The People Without Doctors (PWD) Clinic is already in full swing benefiting an average of about 20 patients daily with their expert care and services, not even a month after it opened.
The Peterborough Family Health Team launched the temporary clinic on March 7,, and it will remain open till August 22.
“PWD Clinic is basically a data gathering exercise to obtain accurate data so we can lobby for an appropriate long term health care system within our community,” stated Lori Richey, executive director of the Peterborough Family Health Team.
She said that is their “ultimate goal.”
The clinic is steadily busy, but not overwhelmed at this point, reported Richey, and people visiting the clinic are generally those who had not had “care” for quite some time. They are in urgent need of thorough assistance. PWD provides that service or sets the patients up with the local community services.
It was learned that many of the people visiting the temporary clinic have mental health issues, anxiety or different health addiction issues, explained Richey.
“We are certainly finding people that really need some support or people that need to be linked out.”
The clinic is for anyone without a local doctor, or for someone who has a doctor from another community, explained the executive director, but ideally for Trent University students.
She emphasized to Trent students that the clinic is their second option. If they can’t get in at Trent Health Services, their second option is often to go to the emergency room.
Besides this recently opened temporary clinic, the only other walk in clinic is the Lansdowne Place Walk-In Clinic. But the difference is the linkage to other services that the PWD provides, pointed out Richey. It’s definitely better than going to the emergency room.
Richey shared with Arthur how this project got started in the first place. According to her, Peterborough itself was declared a “not under-serviced area,” meaning that they cannot add any additional positions within the current model of health care.

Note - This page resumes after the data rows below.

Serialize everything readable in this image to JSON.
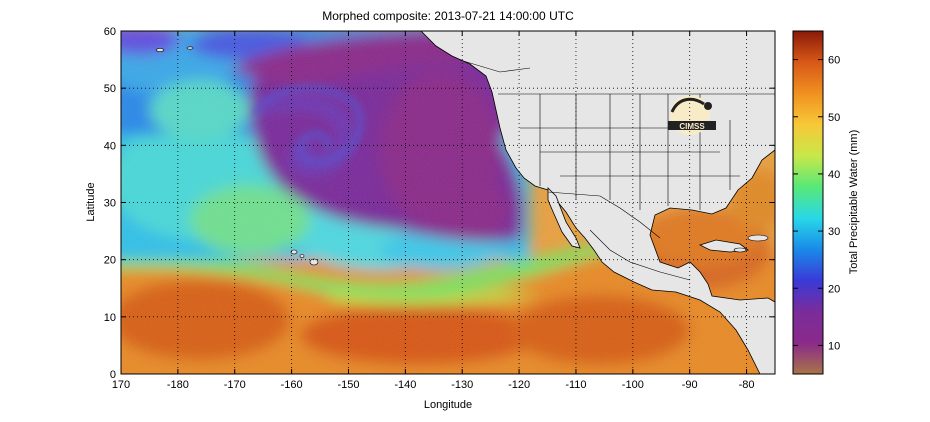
{
  "title": "Morphed composite: 2013-07-21 14:00:00 UTC",
  "xlabel": "Longitude",
  "ylabel": "Latitude",
  "x_ticks": [
    "170",
    "-180",
    "-170",
    "-160",
    "-150",
    "-140",
    "-130",
    "-120",
    "-110",
    "-100",
    "-90",
    "-80"
  ],
  "y_ticks": [
    "0",
    "10",
    "20",
    "30",
    "40",
    "50",
    "60"
  ],
  "colorbar": {
    "label": "Total Precipitable Water (mm)",
    "ticks": [
      "10",
      "20",
      "30",
      "40",
      "50",
      "60"
    ],
    "range": [
      5,
      65
    ],
    "colors": [
      "#a87448",
      "#8a2a8a",
      "#7a2c9a",
      "#3a3ad8",
      "#1a8ae8",
      "#28d8e8",
      "#58e878",
      "#c8e848",
      "#f8c838",
      "#f09020",
      "#d85818",
      "#8a1a08"
    ]
  },
  "chart_data": {
    "type": "heatmap",
    "title": "Morphed composite: 2013-07-21 14:00:00 UTC",
    "xlabel": "Longitude",
    "ylabel": "Latitude",
    "xlim": [
      170,
      285
    ],
    "ylim": [
      0,
      60
    ],
    "x_tick_labels": [
      "170",
      "-180",
      "-170",
      "-160",
      "-150",
      "-140",
      "-130",
      "-120",
      "-110",
      "-100",
      "-90",
      "-80"
    ],
    "y_tick_labels": [
      "0",
      "10",
      "20",
      "30",
      "40",
      "50",
      "60"
    ],
    "colorbar_label": "Total Precipitable Water (mm)",
    "colorbar_range_mm": [
      5,
      65
    ],
    "colorbar_ticks": [
      10,
      20,
      30,
      40,
      50,
      60
    ],
    "grid": "dotted"
  },
  "logo": {
    "text": "CIMSS"
  }
}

But the healthcare practitioners were aware of the grave truth that there are thousands of people within the community who are without a doctor.
As Richey informed, the PWD clinic is a data gathering exercise to lobby for appropriate positions. An ideal health care is a system is one where everybody has a regular primary care provider (within their choice), medical records are shared among the teams and patients are able to access interdisciplinary health care professional, she explained.
When asked about the temporary status of the clinic and its fate after the end of the six months, Richey responded by saying that “community will once again go back to emergency. It is not ideal, but that is something that is not really within our mandate.”
“This initiative is something which we have taken [on] with the hope to make a difference. So all we can focus on right now is that we will be successful,” she added.
She assured the community that they would do their best to lobby heavily and get some patient stories. They are also hopeful to get some backlash from the community, which will indicate the need, and help them drive their case towards receiving some action and permanent healthcare support.
But if someone is truly very ill, or homeless or in situations such as that, they link them with another provider who will take on their care, shared Richey.
“We are going that extra mile so at the end of that six months we have done what we can to give them some support.”
It is fulfilling to see the patients are generally extremely grateful for the time spent with them to have them connected to the services; they are feeling supported, or they feel like they are being heard and cared for. All in all, so far, they have been very successful and managed to help people navigate the complexity of the health system, said Richey.
However, she cautioned that people need to be mindful about the health system dollars and try to seek appropriate care whenever possible.
“We are breaking our health care system financially.”
Three retired and semi-retired family physicians, two registered practical nurses (RPN) and two administrative staff currently run the PWD. An addition of another physician is confirmed come this April.
Only one family physician at a time is made available for service; the RPN is the one spending a lot of time with the patients and helping link the patients with other services they may benefit from.